On Thu, Apr 19, 2012 at 04:19:59PM +0100, Robbie Gemmell wrote:
> An interesting question (which I see you have decided at least part of
> the answer for). The .rb files seem fairly straightforward as
> requiring a licence, although the rest perhaps arent quite as clear.
> Since the licence is a comment, is it possible to adjust the test
> output to strip them, or is that not within our control? (I dont have
> a clue about ruby and/or cucumber)

The .feature files in cucumber support comments in that you can use a #
to cause the line to not be processed. But the text is always sent to
stdout whether it's a comment or not. And the problem is that it
increases the noise-to-useful-output ratio.

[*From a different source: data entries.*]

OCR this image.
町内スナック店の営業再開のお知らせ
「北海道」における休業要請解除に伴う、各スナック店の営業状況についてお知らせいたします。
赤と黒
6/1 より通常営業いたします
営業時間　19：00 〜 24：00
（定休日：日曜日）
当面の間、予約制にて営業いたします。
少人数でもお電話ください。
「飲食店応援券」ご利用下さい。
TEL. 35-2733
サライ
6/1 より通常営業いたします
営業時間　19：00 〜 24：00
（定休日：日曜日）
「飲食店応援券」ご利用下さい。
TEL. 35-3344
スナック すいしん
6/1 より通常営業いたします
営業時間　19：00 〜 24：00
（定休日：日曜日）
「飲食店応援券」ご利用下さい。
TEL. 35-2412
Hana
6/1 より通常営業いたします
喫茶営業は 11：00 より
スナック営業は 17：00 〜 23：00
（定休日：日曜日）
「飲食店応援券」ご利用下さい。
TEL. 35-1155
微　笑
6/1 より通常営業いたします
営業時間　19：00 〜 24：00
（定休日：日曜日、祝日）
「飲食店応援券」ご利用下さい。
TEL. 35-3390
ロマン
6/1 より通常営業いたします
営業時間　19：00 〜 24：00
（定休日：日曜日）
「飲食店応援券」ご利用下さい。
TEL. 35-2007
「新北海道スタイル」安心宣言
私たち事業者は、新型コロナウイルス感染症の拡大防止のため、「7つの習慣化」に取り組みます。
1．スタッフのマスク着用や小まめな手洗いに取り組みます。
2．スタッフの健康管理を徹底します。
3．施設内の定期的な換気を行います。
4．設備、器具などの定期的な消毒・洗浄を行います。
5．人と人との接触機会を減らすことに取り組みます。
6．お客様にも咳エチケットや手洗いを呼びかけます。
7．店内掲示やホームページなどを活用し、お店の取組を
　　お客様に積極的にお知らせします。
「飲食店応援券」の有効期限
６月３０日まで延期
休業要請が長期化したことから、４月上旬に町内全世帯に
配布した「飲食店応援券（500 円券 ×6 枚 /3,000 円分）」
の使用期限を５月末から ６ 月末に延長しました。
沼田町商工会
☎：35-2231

> I believe the general idea is that anything with creativity in it
> should have a licence, but I tend to just be of the opinion that *all*
> files should have the licence in some way unless there is a very clear
> legal or (allowable) technical reason they absolutely shouldnt. It
> cuts down the noise and ensures you dont need to worry as much about
> whether things need be licenced or not.
> 
> I believe its allowable in certain cases to use a short form for the
> licence (e.g as done in manifest files) that at least contains the
> URL, so that might also be an approach to investigate using (one of
> the .java files flagged by RAT had the entire header but had a space
> in its URL and so failed the check).

I think a single line comment would keep the ratio low enough so that
the testing output doesn't get pushed off-screen by the license text.

-- 
Darryl L. Pierce, Sr. Software Engineer @ Red Hat, Inc.